Binding Desire: Unfolding Artists Books
What draws us into a book? Is it the sensation of opening the first few pages, getting a sense and touch -- and perhaps even a smell -- of it? Is it the thrill of getting to the very end? Or is it the way we experience it as a whole, cover to cover?
The students, librarians and curators at the Otis College of Art and Design in Los Angeles were transfixed on this notion of fully experiencing the structure of books. The school's Millard Sheets Library, named after the well-known American painter, certainly had enough to fill the shelves. However, it was not a library they were going after. The idea for an exhibit started from a budding interest, a love for alternative book structures and letterpress, and a special collection.
Located at the spacious Ben Maltz gallery on the Otis College campus, tucked away behind the Los Angeles Airport, "Binding Desire: Unfolding Artists Books" is a group exhibition featuring the works of Otis students, faculty, and known figures in the art world. The Otis Artists' Book Collection at the Millard Sheets Library is among the largest in Southern California, with approximately 2,300 works representing about every genre and topic with materials dating from the 1960s to the present. Special collections librarian Cathy Chambers quickly realized while browsing through archives that there was such a great amount of handmade artists' books, tucked away within the locked-up shelves, that few would ever get to see or experience.
"We try to get material that supports students using the collection, particularly students in the letterpress printing class, who could find this collection very useful and valuable in their study of book art," says Chambers. "We like the idea of accessibility for the artists, enlarging students' vision of the conceptualized nature of art."
Joan Hugo, one of the early librarians at Otis College -- and a specialist in artists' books -- began collecting materials such as handmade letters and so-called "book art," recognizing these non-traditional structures with pages folding out on themselves, spilling onto tables, jumping out with pop-up installations. Throughout her career, she collected the works of many published contemporary conceptualized artists and stored them within the special collections division of the Otis library.
Kathleen Walkup, the Director of Book Arts at Mills College, wrote the essay about the importance of this collection happening here in Los Angeles. She noticed the artists' books included luminaries such as Marshall McLuhan and Edward Ruscha, came from different post-modern eras in American history, and wanted to utilize their accessibility made possible by Hugo's impressive collection. "It seems to me that [Hugo] focused quite heavily on thinking about what Otis was as an institution, what the students at Otis would, could, and maybe should be looking at to enlarge their vision about what art-making is all about and what the conceptual nature of art might be," she says. She along with other Otis librarians and the gallery's curatorial team collaborated in collecting more groundbreaking books for the exhibit -- going with this theme of conceptualized art with a message; choosing pieces that "break out of their binds" in the non-traditional sense.

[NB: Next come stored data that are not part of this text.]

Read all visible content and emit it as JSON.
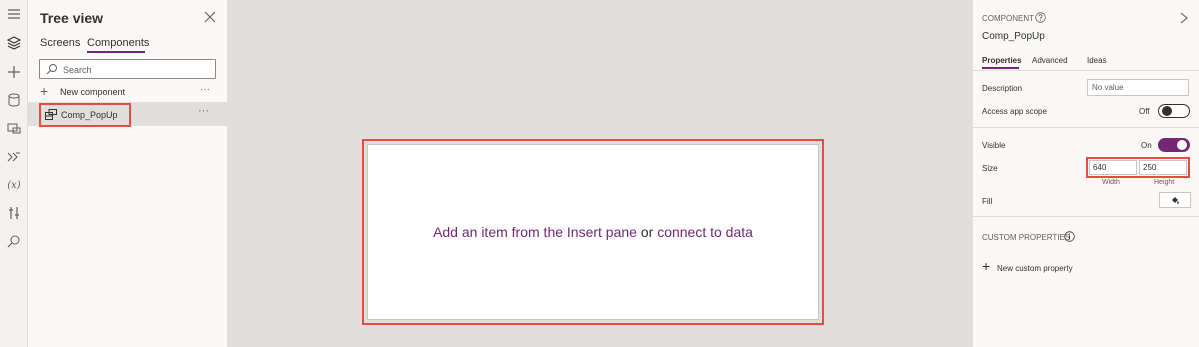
{
  "rail": {
    "items": [
      {
        "name": "hamburger-menu-icon"
      },
      {
        "name": "tree-view-icon"
      },
      {
        "name": "insert-plus-icon"
      },
      {
        "name": "data-icon"
      },
      {
        "name": "media-icon"
      },
      {
        "name": "power-automate-icon"
      },
      {
        "name": "variables-icon",
        "text": "(x)"
      },
      {
        "name": "advanced-tools-icon"
      },
      {
        "name": "search-icon"
      }
    ]
  },
  "tree": {
    "title": "Tree view",
    "tabs": {
      "screens": "Screens",
      "components": "Components"
    },
    "search": {
      "placeholder": "Search"
    },
    "new_component": {
      "label": "New component",
      "more": "···"
    },
    "components": [
      {
        "label": "Comp_PopUp",
        "more": "···"
      }
    ]
  },
  "canvas": {
    "message_part1": "Add an item from the Insert pane",
    "message_part2": "or",
    "message_part3": "connect to data"
  },
  "props": {
    "kind": "COMPONENT",
    "name": "Comp_PopUp",
    "tabs": {
      "properties": "Properties",
      "advanced": "Advanced",
      "ideas": "Ideas"
    },
    "description": {
      "label": "Description",
      "placeholder": "No value"
    },
    "access_app_scope": {
      "label": "Access app scope",
      "state": "Off"
    },
    "visible": {
      "label": "Visible",
      "state": "On"
    },
    "size": {
      "label": "Size",
      "width": "640",
      "height": "250",
      "width_caption": "Width",
      "height_caption": "Height"
    },
    "fill": {
      "label": "Fill"
    },
    "custom_properties": {
      "header": "CUSTOM PROPERTIES",
      "new_label": "New custom property"
    }
  },
  "colors": {
    "accent": "#742774",
    "highlight": "#e74c3c",
    "canvas_bg": "#e1dfdd"
  }
}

The artists' books that are found at the Binding Desire exhibit are not your average two-week library rentals. Anything but leather-bound; the books practically leap out at you from inside their display cases. A personal favorite of mine is Julie Chen's "Life Time" (1996), a letterpress-printed "tunnel book" that resembles a fold-out accordion, recounting the different stages of life in a literal "tunnel vision." The poem is both simple and poignant.
Marshall McLuhan's "Distant Early Warning" (1969) takes on the least traditional form of an artist's book: a deck of playing cards, designed to stimulate "out of the box" thinking and problem solving during the Cold War era. It was an open statement against the war and the air raid tactics being used by soldiers at the time -- almost a form of satirical propaganda -- but like much of McLuhan's works, the message is in the viewer's interpretation. It is hard to pinpoint exactly.
"I usually avoid trying to define artists books, because there are so many ramifications to definition," Otis librarian Cathy Chambers points out, and rightly so. Definition is so limiting. What is an artists' book, anyway? Where are the words, the storyline? Why all the folding and cutting and visuals?
It is an intense process, often involving a special type of printing called letterpress, where moveable type is locked into a large printing press, inked, and pressed against paper to create an impression. Handmade relief printing may seem pretty old school, but the results are incredible: Books that have been folded into accordion-like structures, cut and turned inside-out, transformed into boxed sets, revealed through photographs or mixed media. But no matter their shape or size, the books at the exhibit all have one thing in common: they tell a story.
Says Meg Linton, the Director of Galleries and Exhibitions at OTIS, "It talks to the legacy aspect: this is also a living art form. Even though it's using sometimes very ancient techniques, it's about what's happening today and how it's growing and moving beyond. And so the possibility of what our students and future generations are going to conceive as a book is really exciting."
"Binding Desire" opened last January, and it closes by the end of this month.